目次
土木建設業の市場環境
2024年度の土木建設投資見通し
2024年度の土木建設投資は、前年度比4.1%増の25兆8,100億円となる見通しである。このうち、政府投資が全体の25%を占め、土木投資全体の構成比は35%となる見通しである。
土木建設投資の構成と推移
– 政府投資: 2024年度の政府投資は26兆2,100億円(前年度比3.7%増)となる見通しで、土木投資のうち25%を占める。
– 民間投資: 2024年度の民間投資は46兆8,100億円(前年度比2.2%増)となる見通しで、土木投資のうち75%を占める。
– 建築投資との比率: 2024年度の土木投資は建築投資の65%に対して35%となる見通しである。
建設業界の課題
– 人材不足: 建設業界は人材不足が深刻であり、労働環境の改善や生産性向上、人材確保などの対策が必要である。
– 資材価格の高騰: 建設業界は資材価格の高騰が深刻であり、新型コロナウイルス感染症の世界的な流行やウクライナ情勢の悪化が影響している。
– 環境規制の厳格化: 建設業界は環境規制の厳格化に直面しており、CO2排出削減や建設廃棄物の削減が求められている。
2024年問題
– 労働時間の上限規制: 2024年4月から、時間外労働の上限規制が適用され、月45時間・年360時間が原則となる。
– 時間外割増賃金率の引上げ: 月60時間を超える労働に対する時間外割増賃金率の引上げが実施される。
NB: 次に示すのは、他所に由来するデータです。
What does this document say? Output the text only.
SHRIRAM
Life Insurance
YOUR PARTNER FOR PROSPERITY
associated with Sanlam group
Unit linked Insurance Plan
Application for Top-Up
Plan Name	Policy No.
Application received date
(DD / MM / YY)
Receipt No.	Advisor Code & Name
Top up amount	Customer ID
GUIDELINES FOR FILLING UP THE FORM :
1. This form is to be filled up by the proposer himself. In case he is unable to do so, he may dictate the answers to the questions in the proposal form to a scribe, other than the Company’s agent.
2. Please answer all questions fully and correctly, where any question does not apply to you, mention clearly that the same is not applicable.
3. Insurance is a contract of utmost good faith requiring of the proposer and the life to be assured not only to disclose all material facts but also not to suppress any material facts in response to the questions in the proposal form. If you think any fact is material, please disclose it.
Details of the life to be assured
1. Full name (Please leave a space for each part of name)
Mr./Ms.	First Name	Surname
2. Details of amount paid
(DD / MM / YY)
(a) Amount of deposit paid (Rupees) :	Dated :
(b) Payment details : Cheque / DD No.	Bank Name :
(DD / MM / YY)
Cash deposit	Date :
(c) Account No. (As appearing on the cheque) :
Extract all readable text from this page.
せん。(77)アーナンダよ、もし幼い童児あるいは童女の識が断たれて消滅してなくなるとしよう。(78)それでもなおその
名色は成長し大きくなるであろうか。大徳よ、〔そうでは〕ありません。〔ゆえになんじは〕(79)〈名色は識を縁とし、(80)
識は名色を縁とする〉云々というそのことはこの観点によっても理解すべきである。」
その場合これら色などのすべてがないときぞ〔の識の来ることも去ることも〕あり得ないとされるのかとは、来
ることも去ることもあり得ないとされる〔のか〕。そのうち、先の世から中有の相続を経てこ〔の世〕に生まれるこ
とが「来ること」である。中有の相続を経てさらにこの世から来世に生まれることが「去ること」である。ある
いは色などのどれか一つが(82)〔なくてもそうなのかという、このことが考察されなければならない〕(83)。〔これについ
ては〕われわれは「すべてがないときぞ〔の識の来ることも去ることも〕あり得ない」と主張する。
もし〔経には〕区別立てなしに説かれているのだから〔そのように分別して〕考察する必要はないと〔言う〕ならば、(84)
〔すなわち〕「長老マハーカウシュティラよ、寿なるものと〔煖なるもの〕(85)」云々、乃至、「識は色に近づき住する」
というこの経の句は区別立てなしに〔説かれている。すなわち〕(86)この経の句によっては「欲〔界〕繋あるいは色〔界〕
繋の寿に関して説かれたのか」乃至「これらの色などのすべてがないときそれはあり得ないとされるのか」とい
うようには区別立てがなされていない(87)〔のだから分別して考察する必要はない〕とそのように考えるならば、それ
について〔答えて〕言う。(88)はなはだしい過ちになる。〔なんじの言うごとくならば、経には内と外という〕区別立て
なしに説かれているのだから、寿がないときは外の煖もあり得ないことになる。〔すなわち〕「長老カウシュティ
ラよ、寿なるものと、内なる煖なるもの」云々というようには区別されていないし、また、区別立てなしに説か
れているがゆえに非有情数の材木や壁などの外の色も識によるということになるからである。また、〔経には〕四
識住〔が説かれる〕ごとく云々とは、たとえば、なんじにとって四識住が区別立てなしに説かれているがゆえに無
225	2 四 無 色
これらの課題を解決するため、DX化や労働環境の改善、資材の高騰に対する対策が必要である。
土木建設業のM&Aの背景と動向
土木建設業のM&Aの背景と動向をまとめます。
### 背景
1. 人手不足と高齢化問題:
– 建設業界では、職人の高齢化と若手の不足が深刻な問題となっています。
– このため、M&Aは人材確保のために活発に行われています。
2. 後継者不足:
– 中小企業において、経営者の高齢化や後継者不足が事業承継を難しくしています。
– M&Aはこの問題を解決するための手段として利用されています。
3. 事業の多角化とシナジー効果:
– 不動産会社やハウスメーカーが建設業を傘下に収めることで、事業の多角化が期待され、シナジー効果が生まれます。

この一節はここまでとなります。